The Liberal National Party is likely to hold its most marginal seat in the country, the north Brisbane seat of Petrie, according to Labor-commissioned polling that shows a 3 percentage point swing away from the Opposition.
The poll, conducted by Galaxy and commissioned by Queensland Labor, surveyed 400 voters in Petrie by phone on the weekend as the global economy reeled from Britain’s shock decision to leave the European Union.
Labor’s primary vote has slumped by three per cent with most of this shifting to bolster the LNP’s support base.
Minor parties attracted about 20 per cent of the vote, with Family First and the Greens the biggest winners although preferences from these parties may cancel each other out.
The results deliver a significant boost to the LNP and suggest it will be almost impossible for Labor to win the seat.
LNP sources said their own polling suggests they are in a reasonable position in Petrie but stopped short of chalking the seat up as a win.
Despite previously talking up their chances of winning several seats in Queensland, Labor strategists now reckon their best outcome will be four extra seats to hold a third of the 30 in the state.
But pessimists in Labor fear they could lose up to two of their current seats — Griffith and Moreton — and the most likely outcome could be no net gain in the state.
Labor has not yet written off its targeted LNP seats in Brisbane but multiple party sources confirmed they had downgraded their chances of winning.
“The worst outcome would be to go backwards by two,” a senior Labor strategist said. “The best would be to pick up four. The truth might be somewhere in between.”
Three of the four most likely Labor gains are in central Queensland — Capricornia, Flynn and Dawson — where the mining downturn has hit towns hard. But Labor strategists are not confident of winning any of these seats.
One Labor source said the party was “throwing the kitchen sink” at the Gladstone-based seat of Flynn, where they have picked up a swing against MP Ken O’Dowd.
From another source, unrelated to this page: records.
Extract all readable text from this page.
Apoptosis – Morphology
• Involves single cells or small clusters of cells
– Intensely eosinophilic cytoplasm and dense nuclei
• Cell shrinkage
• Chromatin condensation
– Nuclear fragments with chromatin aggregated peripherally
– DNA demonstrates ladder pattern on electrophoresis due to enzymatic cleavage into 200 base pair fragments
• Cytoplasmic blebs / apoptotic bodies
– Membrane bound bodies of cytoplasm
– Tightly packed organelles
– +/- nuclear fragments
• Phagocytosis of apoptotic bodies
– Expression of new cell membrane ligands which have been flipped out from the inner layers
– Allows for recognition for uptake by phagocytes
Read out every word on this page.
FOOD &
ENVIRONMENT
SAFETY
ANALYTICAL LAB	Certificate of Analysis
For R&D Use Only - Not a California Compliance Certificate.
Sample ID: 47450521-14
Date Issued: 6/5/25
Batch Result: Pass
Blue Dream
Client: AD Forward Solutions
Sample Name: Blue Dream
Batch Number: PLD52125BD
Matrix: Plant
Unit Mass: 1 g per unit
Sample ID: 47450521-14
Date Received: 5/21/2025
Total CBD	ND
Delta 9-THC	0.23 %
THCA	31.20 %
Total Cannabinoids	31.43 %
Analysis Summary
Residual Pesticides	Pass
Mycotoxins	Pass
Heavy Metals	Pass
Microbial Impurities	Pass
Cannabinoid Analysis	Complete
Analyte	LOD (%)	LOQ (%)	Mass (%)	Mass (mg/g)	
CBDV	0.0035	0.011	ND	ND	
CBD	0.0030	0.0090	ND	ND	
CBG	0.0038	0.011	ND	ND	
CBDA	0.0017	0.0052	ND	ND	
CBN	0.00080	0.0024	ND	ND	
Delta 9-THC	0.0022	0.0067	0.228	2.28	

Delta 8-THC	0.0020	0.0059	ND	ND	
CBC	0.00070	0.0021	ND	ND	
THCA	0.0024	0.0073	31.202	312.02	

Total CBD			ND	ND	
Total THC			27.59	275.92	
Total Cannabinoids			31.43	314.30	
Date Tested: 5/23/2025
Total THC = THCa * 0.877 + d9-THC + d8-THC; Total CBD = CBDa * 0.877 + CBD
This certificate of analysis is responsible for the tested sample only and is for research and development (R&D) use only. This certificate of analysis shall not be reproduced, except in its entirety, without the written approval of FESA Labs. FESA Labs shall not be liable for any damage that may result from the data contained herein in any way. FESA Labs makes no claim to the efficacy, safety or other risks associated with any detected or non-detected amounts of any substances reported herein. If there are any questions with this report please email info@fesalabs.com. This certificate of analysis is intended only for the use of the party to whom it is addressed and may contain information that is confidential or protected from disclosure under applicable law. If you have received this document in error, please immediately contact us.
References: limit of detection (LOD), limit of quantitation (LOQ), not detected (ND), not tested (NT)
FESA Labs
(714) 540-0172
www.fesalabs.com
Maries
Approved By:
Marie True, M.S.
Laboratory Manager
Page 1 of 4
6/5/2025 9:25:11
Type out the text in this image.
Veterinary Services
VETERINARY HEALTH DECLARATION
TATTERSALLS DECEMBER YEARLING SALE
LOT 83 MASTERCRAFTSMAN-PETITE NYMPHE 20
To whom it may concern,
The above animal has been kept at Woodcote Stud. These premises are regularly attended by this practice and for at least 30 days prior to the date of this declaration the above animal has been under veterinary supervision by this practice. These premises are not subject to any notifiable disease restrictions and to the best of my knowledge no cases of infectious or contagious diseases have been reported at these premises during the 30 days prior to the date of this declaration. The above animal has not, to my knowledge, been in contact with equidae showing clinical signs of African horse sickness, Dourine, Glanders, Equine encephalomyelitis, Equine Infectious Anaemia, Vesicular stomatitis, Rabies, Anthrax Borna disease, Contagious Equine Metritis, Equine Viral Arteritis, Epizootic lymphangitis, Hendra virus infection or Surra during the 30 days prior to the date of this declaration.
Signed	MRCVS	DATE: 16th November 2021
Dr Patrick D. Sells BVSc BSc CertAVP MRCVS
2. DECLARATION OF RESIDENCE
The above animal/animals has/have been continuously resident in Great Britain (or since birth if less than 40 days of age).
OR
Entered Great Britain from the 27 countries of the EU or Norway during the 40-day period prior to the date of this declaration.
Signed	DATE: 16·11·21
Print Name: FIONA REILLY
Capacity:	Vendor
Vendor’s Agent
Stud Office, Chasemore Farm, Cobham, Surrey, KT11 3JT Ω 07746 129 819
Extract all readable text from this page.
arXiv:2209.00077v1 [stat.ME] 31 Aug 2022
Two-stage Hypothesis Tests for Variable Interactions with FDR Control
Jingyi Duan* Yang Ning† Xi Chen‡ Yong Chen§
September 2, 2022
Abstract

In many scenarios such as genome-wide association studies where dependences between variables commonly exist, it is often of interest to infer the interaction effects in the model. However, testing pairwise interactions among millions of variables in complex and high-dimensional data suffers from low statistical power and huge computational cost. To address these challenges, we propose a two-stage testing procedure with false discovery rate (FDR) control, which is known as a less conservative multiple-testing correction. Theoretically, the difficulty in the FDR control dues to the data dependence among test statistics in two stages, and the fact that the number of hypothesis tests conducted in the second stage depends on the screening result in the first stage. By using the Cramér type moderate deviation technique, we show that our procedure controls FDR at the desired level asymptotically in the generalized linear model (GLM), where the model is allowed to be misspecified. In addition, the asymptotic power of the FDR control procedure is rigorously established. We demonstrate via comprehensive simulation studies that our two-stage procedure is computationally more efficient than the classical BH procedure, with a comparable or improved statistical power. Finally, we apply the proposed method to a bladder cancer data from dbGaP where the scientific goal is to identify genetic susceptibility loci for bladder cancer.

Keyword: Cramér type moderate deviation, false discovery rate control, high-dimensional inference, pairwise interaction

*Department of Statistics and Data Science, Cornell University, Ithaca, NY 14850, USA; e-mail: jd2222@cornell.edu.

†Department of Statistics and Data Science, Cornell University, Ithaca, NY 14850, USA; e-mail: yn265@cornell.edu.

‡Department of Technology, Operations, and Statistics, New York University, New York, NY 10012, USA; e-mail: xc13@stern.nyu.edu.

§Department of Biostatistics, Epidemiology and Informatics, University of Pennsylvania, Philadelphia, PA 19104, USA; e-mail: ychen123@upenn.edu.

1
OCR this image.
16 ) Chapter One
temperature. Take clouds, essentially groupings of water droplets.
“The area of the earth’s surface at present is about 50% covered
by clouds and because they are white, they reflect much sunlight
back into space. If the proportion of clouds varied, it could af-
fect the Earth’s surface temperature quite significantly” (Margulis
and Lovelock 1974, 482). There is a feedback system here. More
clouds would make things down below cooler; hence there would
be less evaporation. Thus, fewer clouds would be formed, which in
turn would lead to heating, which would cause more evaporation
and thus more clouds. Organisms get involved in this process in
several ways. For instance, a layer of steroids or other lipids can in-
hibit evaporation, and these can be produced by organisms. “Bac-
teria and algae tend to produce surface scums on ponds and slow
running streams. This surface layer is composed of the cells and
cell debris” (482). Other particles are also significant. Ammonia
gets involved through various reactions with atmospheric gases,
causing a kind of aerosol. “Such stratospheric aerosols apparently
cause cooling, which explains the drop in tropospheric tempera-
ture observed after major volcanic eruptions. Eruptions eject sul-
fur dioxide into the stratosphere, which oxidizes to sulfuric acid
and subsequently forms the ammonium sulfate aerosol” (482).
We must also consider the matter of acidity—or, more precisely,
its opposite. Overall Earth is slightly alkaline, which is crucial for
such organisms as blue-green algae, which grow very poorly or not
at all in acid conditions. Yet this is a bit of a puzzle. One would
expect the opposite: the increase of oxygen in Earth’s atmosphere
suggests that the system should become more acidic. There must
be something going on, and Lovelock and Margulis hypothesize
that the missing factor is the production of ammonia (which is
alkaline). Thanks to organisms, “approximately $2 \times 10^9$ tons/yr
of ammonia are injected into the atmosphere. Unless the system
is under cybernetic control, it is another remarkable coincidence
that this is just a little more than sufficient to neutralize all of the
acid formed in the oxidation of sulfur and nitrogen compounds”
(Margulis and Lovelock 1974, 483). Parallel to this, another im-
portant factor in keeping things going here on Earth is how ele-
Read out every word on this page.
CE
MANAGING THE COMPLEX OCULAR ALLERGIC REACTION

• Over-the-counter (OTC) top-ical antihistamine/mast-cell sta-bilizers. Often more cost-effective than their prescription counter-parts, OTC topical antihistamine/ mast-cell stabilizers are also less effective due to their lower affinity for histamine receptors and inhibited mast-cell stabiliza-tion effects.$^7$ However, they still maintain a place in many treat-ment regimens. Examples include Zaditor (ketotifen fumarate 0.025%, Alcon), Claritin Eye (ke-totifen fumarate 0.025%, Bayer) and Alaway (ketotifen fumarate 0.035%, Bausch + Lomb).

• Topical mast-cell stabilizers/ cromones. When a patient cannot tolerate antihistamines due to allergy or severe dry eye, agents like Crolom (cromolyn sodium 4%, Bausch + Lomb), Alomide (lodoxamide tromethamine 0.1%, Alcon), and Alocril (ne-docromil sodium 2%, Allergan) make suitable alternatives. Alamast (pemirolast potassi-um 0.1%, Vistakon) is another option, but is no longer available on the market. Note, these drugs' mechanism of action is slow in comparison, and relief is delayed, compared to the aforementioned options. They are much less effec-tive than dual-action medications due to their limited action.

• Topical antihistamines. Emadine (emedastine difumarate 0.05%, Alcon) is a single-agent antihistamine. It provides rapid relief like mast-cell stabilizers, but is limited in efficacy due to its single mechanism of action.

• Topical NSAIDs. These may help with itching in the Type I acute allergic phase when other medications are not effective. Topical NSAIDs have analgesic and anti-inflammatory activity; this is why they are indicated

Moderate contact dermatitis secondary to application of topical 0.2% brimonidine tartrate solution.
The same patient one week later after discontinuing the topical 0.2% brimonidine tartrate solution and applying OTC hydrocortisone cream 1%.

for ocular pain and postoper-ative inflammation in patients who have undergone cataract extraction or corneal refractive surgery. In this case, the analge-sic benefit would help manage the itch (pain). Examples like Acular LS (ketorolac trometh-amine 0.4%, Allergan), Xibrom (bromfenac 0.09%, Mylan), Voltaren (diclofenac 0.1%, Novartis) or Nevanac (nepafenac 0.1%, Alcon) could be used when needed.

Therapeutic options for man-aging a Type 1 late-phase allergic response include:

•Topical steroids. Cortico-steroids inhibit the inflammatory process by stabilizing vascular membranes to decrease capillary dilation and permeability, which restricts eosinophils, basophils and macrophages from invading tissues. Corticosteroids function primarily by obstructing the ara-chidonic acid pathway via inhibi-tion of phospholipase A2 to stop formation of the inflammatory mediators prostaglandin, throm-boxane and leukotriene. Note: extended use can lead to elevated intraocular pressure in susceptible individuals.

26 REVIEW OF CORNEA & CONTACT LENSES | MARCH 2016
In a sign of his hope of snatching the seat, Opposition Leader Bill Shorten (left) made a flying visit to Gladstone on Sunday for the second time of the campaign.
Labor insiders claim their best hope for a gain in Brisbane is in Wyatt Roy’s seat of Longman, but they concede this could be a stretch.
A surging vote for One Nation in Longman will advantage Labor because Pauline Hanson’s party is preferencing the Opposition in the seat.
One Nation is running split tickets in other seats but is directing preferences to Labor ahead of the LNP in Longman, where the minor party is attracting about 10 per cent of the vote.
Prime Minister Malcolm Turnbull yesterday campaigned in the inner city seat of Brisbane and in Petrie, where he mingled with shoppers at the North Lakes shopping centre.